The new owner, an architect, sought to restore the deteriorating house and directed the landscape architect to shape a livable, modern, low-input landscape to complement the restored building and small addition. The landscape architect’s response was not a manicured suburban landscape, but one that celebrated the found conditions of the quarry, the coastal aspect, and the emergent nature of the vegetation; the goal was an occupiable ground for walking and exploring and a context strong enough to respond to the sculptural clarity of the building.Inserting Orders
This tiny plot sits on a thin slice of broken rock occupying a narrow terrace between the Long Island Sound and a sheer granite escarpment leading to higher ground. The landscape approach weaves paths through a more highly differentiated series of bands — articulating a progression from seawall edge and open coastal plane to rocky quarry vestiges, emergent woodland, and bedrock face. A mix of turf grasses extends the plane of the architectural plinth into the landscape and accentuates the floating volume. Here two linear paths represent the most refined masonry and mark primary connections in the landscape. Extending the vocabulary of the quarry into the realm of the house, a vein of surficial stone increases the sense of separation between the existing building and the addition. Further inland the addition, which houses the private rooms of the house is enclosed within a renewed band of woodland.
This project primarily utilizes refuse stone found on site. To provide access through the rubble, the granite has been turned and worked just enough to create level, steady paths. The remnant borrow pit was cleared of invasives and some of its edges clarified to accentuate its depth. At the bottom of the pit, ledge is revealed and there are pockets of soil that support native grasses. During monthly high tides, water rises within the pit, muddying the distinction between solid and fluid. Further into the site, a tailings pile rises from the datum of the ground creating an almost xeric condition where only birch and aspen can gain purchase.
In areas with adequate soil volume, or where pockets of soil could be made within the rocky formations, new trees were planted as part of a woodland restoration. For each of the trees removed — mostly Norway Maples — a new diverse crop of trees well-adapted to this environment have been planted. On the groundplane, years of hand weeding and organic maintenance practices have conquered invasive exotics, allowing a vestigal seedbed of scrappy natives to take hold. In areas disturbed by construction, herbaceous and woody plants that remain low to the ground — ferns, bearberry, lowbush blueberry — were selected to emphasize the shape of the ground itself and to preserve an open view corridor through the site. Domesticated loamy soils imported by the previous owner for garden beds were removed, and sandy soils better suited to periodic inundation by tidal flux were substituted. A rainwater harvesting and reverse osmosis system provide controlled irrigation to manage the intense swings in soil moisture endemic to this condition.
Editing = Making
This landscape is the result of editing as much as making. A careful process of removals, especially of invasive exotics, shapes a fluid and continuous space of habitation below the canopy. In a site with little grade change, the simplification of the ground into a legible plane amplifies the drama and dynamism of the borrow pit and the tailings pile.

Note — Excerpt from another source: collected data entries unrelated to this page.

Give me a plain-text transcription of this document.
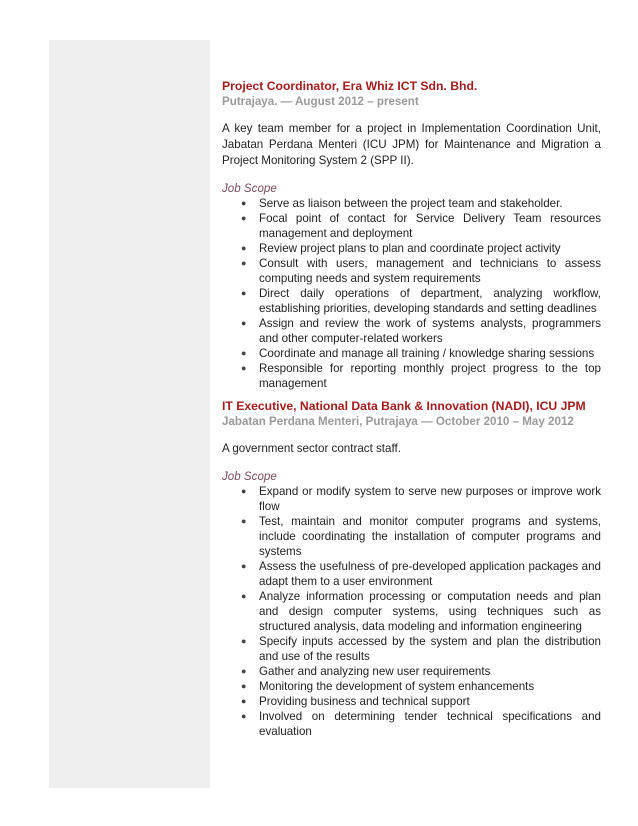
Project Coordinator, Era Whiz ICT Sdn. Bhd.
Putrajaya. — August 2012 – present
A key team member for a project in Implementation Coordination Unit, Jabatan Perdana Menteri (ICU JPM) for Maintenance and Migration a Project Monitoring System 2 (SPP II).
Job Scope
● Serve as liaison between the project team and stakeholder.
● Focal point of contact for Service Delivery Team resources management and deployment
● Review project plans to plan and coordinate project activity
● Consult with users, management and technicians to assess computing needs and system requirements
● Direct daily operations of department, analyzing workflow, establishing priorities, developing standards and setting deadlines
● Assign and review the work of systems analysts, programmers and other computer-related workers
● Coordinate and manage all training / knowledge sharing sessions
● Responsible for reporting monthly project progress to the top management
IT Executive, National Data Bank & Innovation (NADI), ICU JPM
Jabatan Perdana Menteri, Putrajaya — October 2010 – May 2012
A government sector contract staff.
Job Scope
● Expand or modify system to serve new purposes or improve work flow
● Test, maintain and monitor computer programs and systems, include coordinating the installation of computer programs and systems
● Assess the usefulness of pre-developed application packages and adapt them to a user environment
● Analyze information processing or computation needs and plan and design computer systems, using techniques such as structured analysis, data modeling and information engineering
● Specify inputs accessed by the system and plan the distribution and use of the results
● Gather and analyzing new user requirements
● Monitoring the development of system enhancements
● Providing business and technical support
● Involved on determining tender technical specifications and evaluation
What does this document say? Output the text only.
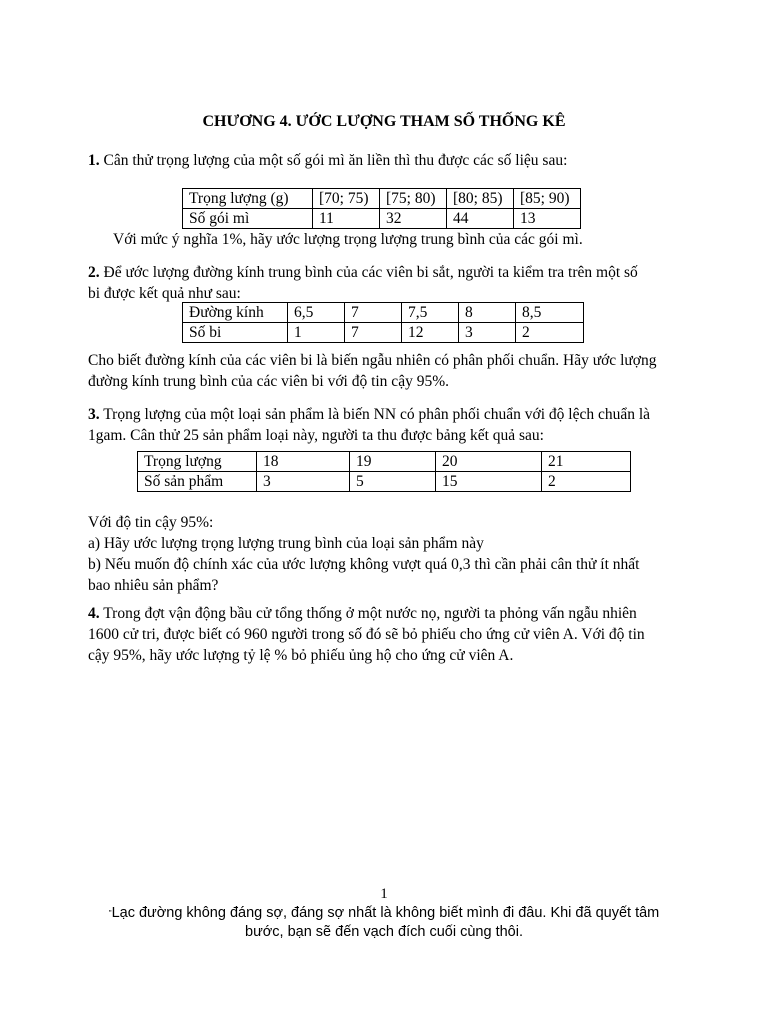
CHƯƠNG 4. ƯỚC LƯỢNG THAM SỐ THỐNG KÊ

1. Cân thử trọng lượng của một số gói mì ăn liền thì thu được các số liệu sau:

Trọng lượng (g)	[70; 75)	[75; 80)	[80; 85)	[85; 90)
Số gói mì	11	32	44	13

Với mức ý nghĩa 1%, hãy ước lượng trọng lượng trung bình của các gói mì.

2. Để ước lượng đường kính trung bình của các viên bi sắt, người ta kiểm tra trên một số
bi được kết quả như sau:

Đường kính	6,5	7	7,5	8	8,5
Số bi	1	7	12	3	2

Cho biết đường kính của các viên bi là biến ngẫu nhiên có phân phối chuẩn. Hãy ước lượng
đường kính trung bình của các viên bi với độ tin cậy 95%.

3. Trọng lượng của một loại sản phẩm là biến NN có phân phối chuẩn với độ lệch chuẩn là
1gam. Cân thử 25 sản phẩm loại này, người ta thu được bảng kết quả sau:

Trọng lượng	18	19	20	21
Số sản phẩm	3	5	15	2

Với độ tin cậy 95%:
a) Hãy ước lượng trọng lượng trung bình của loại sản phẩm này
b) Nếu muốn độ chính xác của ước lượng không vượt quá 0,3 thì cần phải cân thử ít nhất
bao nhiêu sản phẩm?

4. Trong đợt vận động bầu cử tổng thống ở một nước nọ, người ta phỏng vấn ngẫu nhiên
1600 cử tri, được biết có 960 người trong số đó sẽ bỏ phiếu cho ứng cử viên A. Với độ tin
cậy 95%, hãy ước lượng tỷ lệ % bỏ phiếu ủng hộ cho ứng cử viên A.

1
"Lạc đường không đáng sợ, đáng sợ nhất là không biết mình đi đâu. Khi đã quyết tâm
bước, bạn sẽ đến vạch đích cuối cùng thôi.
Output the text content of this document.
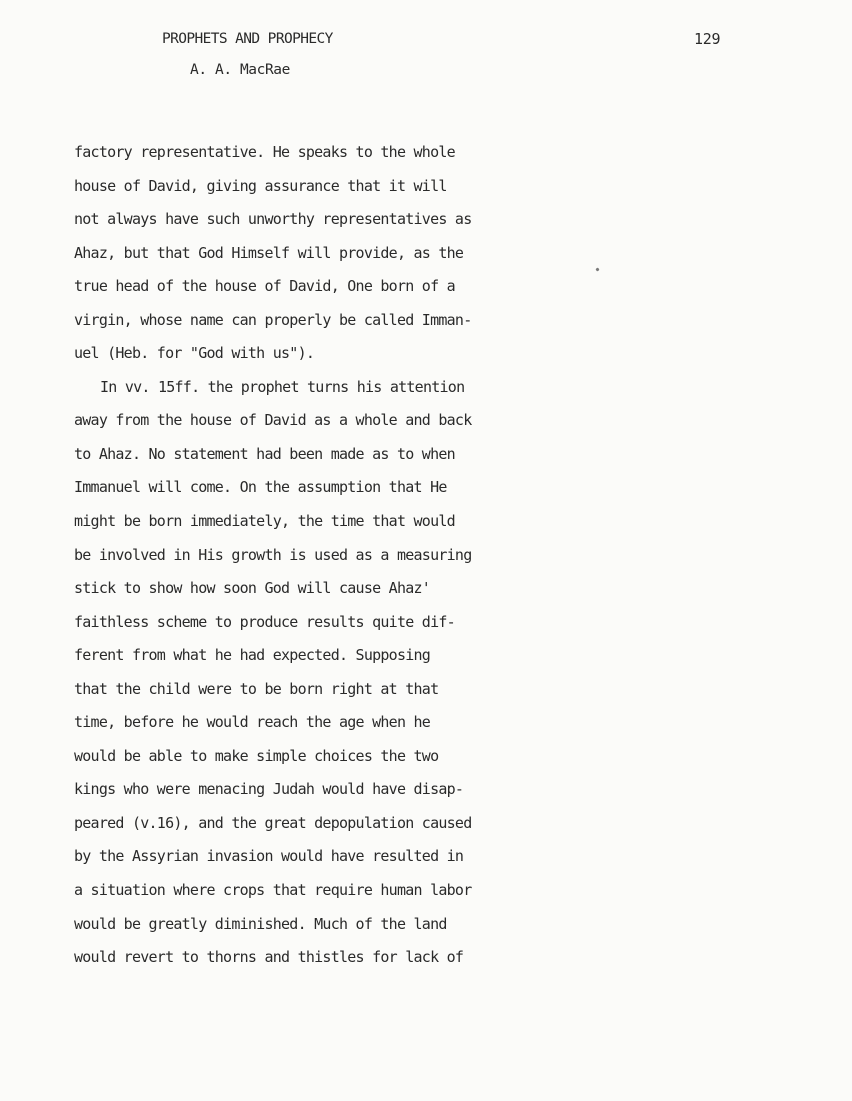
PROPHETS AND PROPHECY	129
A. A. MacRae
factory representative. He speaks to the whole
house of David, giving assurance that it will
not always have such unworthy representatives as
Ahaz, but that God Himself will provide, as the
true head of the house of David, One born of a
virgin, whose name can properly be called Imman-
uel (Heb. for "God with us").
In vv. 15ff. the prophet turns his attention
away from the house of David as a whole and back
to Ahaz. No statement had been made as to when
Immanuel will come. On the assumption that He
might be born immediately, the time that would
be involved in His growth is used as a measuring
stick to show how soon God will cause Ahaz'
faithless scheme to produce results quite dif-
ferent from what he had expected. Supposing
that the child were to be born right at that
time, before he would reach the age when he
would be able to make simple choices the two
kings who were menacing Judah would have disap-
peared (v.16), and the great depopulation caused
by the Assyrian invasion would have resulted in
a situation where crops that require human labor
would be greatly diminished. Much of the land
would revert to thorns and thistles for lack of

Over six years of iterative and targeted interventions, the landscape architect, contractor, and owner have collectively come to know the character and capabilities of the site and its materials. Much of the masonry detailing was developed on site with mason and landscape architect working together to find the right balance between roughness and refinement. The judicious reordering of the quarry tailings into a few legible pathways and places gives access to and heightens the experience of the rough remains. As a result, the homeowners have found a domestic retreat where the essential character of Old Quarry has been unearthed, not carpeted over.